For the first time in my adult lifetime, I'm really proud of my country, and not just because Barack has done well, but because I think people are hungry for change.
~~Michelle Obama


We are on the precipice of electing the least-qualified and, based on experience and resume, the most unlikely president in the 220-year history of the United States. Barack Obama is a man about whom we know almost nothing--but upon whom we find it easy to project our most optimistic collective aspirations. He is part philosopher king and part American Idol.

The most important element in the Obama fairytale?

Race. Yes. He is handsome. He is tall. He is a mesmerizer. He is a good family man. He is evidently extraordinarily virtuous. But let us be honest. We are about to elect this darkest of dark horses not in spite of his race--but because of it.

For a whole host of white folks in America (many of whom are conservative) Obama personifies racial reconciliation. To be even more precise, for many, he represents a form of racial redemption, even reparation. If we as a people can elect a person of color to the highest, most cherished, and most respected office in the land, we finally fulfill, in a demonstrably practical way, our national creed: all men created equal.

In a way, I agree with Michelle Obama that this is a generation of Americans of whom we should be rightfully proud; they desperately want to bury the ghosts of the past. However, this fact should come as no surprise to any fair-minded observer; this collective desire for racial salvation has been a long time coming, and the manifestations of this "hunger" have been all around us for decades.

An Aside: Americans are a good people on so many levels. Some other time we can discuss the basic goodness of America at length. In short, I am slightly offended and greatly saddened by Michelle Obama's facile declaration.

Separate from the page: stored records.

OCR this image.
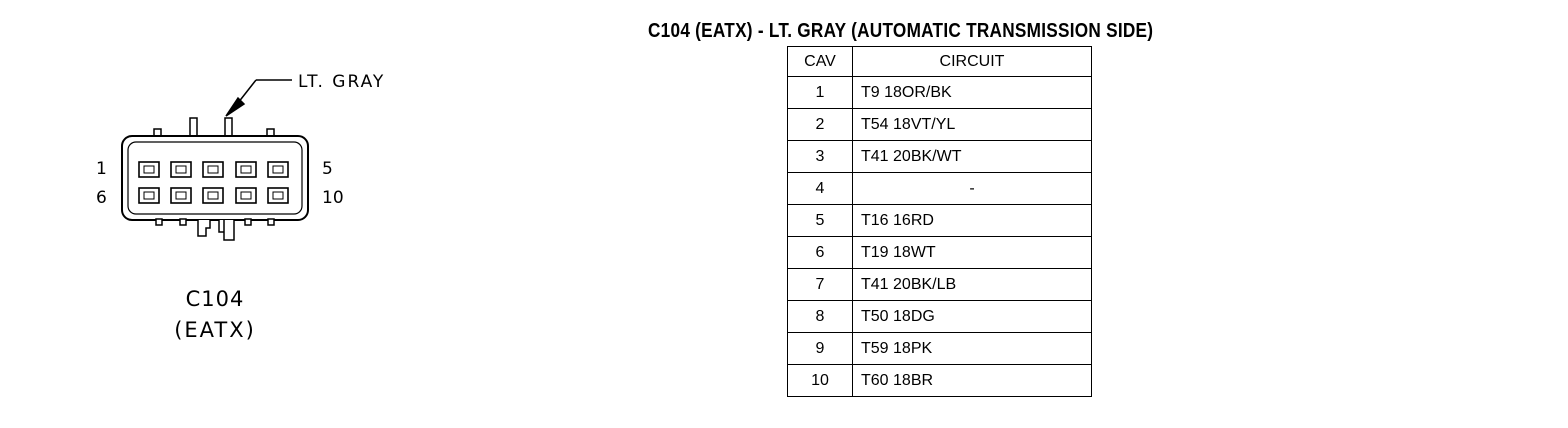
LT. GRAY
1	5
6	10
C104
(EATX)
C104 (EATX) - LT. GRAY (AUTOMATIC TRANSMISSION SIDE)
CAV	CIRCUIT
1	T9 18OR/BK
2	T54 18VT/YL
3	T41 20BK/WT
4	-
5	T16 16RD
6	T19 18WT
7	T41 20BK/LB
8	T50 18DG
9	T59 18PK
10	T60 18BR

What is our racial future?

Historian Joseph Ellis recently asserted with some judgmental sadness that the founders, for all their glorious vision, could not imagine a biracial society. In truth, history has not proven them wrong. They thought the transition from a slave culture to a racially harmonious society impossible. For the most part, they believed (see Jefferson for the most famous example of this thinking) that African Americans could never forgive white America for "thousands of provocations" during the long dark period of violent subjugation. Jefferson feared black-on-white reprisals and a "race war." Even more importantly, Jefferson and his generation could not foresee a day in which whites ever fully accepted blacks as equal citizens. Jefferson (and later Lincoln) predicted a humiliating and ultimately unsatisfactory second-class citizenship status in a white-controlled world for the sons and grandsons of freed slaves.

Were they wrong? How long after emancipation did white America hold back full citizenship from black America? Has black America forgiven white America for the injustices of the past?

Michelle Obama's comments betray this remaining fissure in the American family. While a huge segment (perhaps a vast majority) of white America desires a new day of racial equality and common cause, too many black opinion makers continue to dwell on the inequities of the recent past. Barack Obama's decision to embrace the black side of his inheritance and virtually ignore the white family that raised him is also significant. Of course, it is important to note, as many commentators have done already, that persons with "black blood," historically, have not had the luxury of choosing which race to embrace.

On the other hand, what the founders may not have considered, and what Barack Obama seems to personify (if not always articulate), is the future of America as a multi-racial and mixed-race society rather than a bi-racial one.